The radiation oncologist at Cooperman Barnabas Medical Center talked about how trigeminal neuralgia can be effectively treated with stereotactic radiosurgery using the CyberKnife offering pain relief without the need for invasive surgery. [WATCH TIME: 6 minutes]
WATCH TIME: 6 minutes
"Patients with trigeminal neuralgia have some type of abnormal signaling going through the fifth cranial nerve or the trigeminal nerve. One of the options we offer is stereotactic radiosurgery, and that can be done with CyberKnife system. Most patients have improvement of pain with the system and some even have complete relief of pain. While the risks of numbness exist, most patients who are desperate for relief from the pain are willing to accept this minor risk for the chance of improved quality of life."

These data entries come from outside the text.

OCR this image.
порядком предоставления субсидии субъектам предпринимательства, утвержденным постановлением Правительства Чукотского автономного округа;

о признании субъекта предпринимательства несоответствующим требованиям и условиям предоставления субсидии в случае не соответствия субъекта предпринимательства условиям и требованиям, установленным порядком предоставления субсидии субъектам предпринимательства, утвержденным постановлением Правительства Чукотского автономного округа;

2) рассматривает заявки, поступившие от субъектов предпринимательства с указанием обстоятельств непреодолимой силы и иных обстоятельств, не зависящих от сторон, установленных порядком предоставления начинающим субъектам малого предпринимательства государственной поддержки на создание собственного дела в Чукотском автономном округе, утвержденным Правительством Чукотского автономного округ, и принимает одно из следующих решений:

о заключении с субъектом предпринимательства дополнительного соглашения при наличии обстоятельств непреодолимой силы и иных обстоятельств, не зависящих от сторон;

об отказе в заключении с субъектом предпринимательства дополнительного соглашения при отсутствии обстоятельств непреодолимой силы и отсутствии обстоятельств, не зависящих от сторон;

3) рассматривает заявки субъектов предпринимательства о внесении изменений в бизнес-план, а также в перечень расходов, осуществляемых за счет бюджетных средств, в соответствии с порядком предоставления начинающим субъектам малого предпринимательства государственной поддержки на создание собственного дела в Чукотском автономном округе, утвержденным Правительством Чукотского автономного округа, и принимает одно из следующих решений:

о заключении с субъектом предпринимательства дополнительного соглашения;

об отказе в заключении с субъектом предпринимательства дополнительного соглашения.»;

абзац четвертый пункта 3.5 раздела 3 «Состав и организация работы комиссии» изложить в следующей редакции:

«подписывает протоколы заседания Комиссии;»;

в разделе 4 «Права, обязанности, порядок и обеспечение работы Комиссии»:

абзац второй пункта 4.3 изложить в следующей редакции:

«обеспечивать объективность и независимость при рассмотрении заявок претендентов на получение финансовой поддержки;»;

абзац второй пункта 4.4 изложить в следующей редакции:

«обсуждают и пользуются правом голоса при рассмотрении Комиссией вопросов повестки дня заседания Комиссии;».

National Trigeminal Neuralgia Awareness Day, held October 7, 2023, is a day in the clinical and patient community dedicated towards raising awareness on trigeminal neuralgia (TN). TN is a chronic pain condition that impacts a craniofacial nerve that is primarily responsible for transmitting sensations from the face to the brain.1 Treatment for the condition usually starts with medication to block the pain signals sent to the brain although some medications become less effective over time, and some can have severe adverse effects. Thus, more alternative treatments for patients including injections, radiofrequency, balloon compression, surgery, or radiosurgery may be needed.
In March 2022, long-term follow-up data from a study of 84 patients with TN showed 72% continued to experience pain relief 10 years after receiving image-guided robotic radiosurgery treatments delivered with the CyberKnife system (developed by Accuray).1 The study evaluated the safety and efficacy of CyberKnife radiosurgery in patients with TN with a prescription dose of 60 Gy was delivered in a single fraction to a 6-mm segment of the nerve. The same dose was delivered if a second treatment was needed and over time was reduced to 45 Gy. All patients took medications for an average of 4.3 years before treatment with CyberKnife.
Recently, David Huang, MD, a radiation oncologist at Cooperman Barnabas Medical Center, sat down in an interview with NeurologyLive® to discuss the typical symptoms and challenges associated with diagnosing TN. He also talked about how stereotactic radiosurgery using CyberKnife provides an innovative treatment for patients with TN. He shared more on how the CyberKnife system works and when it's a good time for a patent with TN to have the surgery completed. Additionally, he spoke about the benefits and risks of using stereotactic radiosurgery to treat TN, and how patients with TN perceive the risks of the surgery.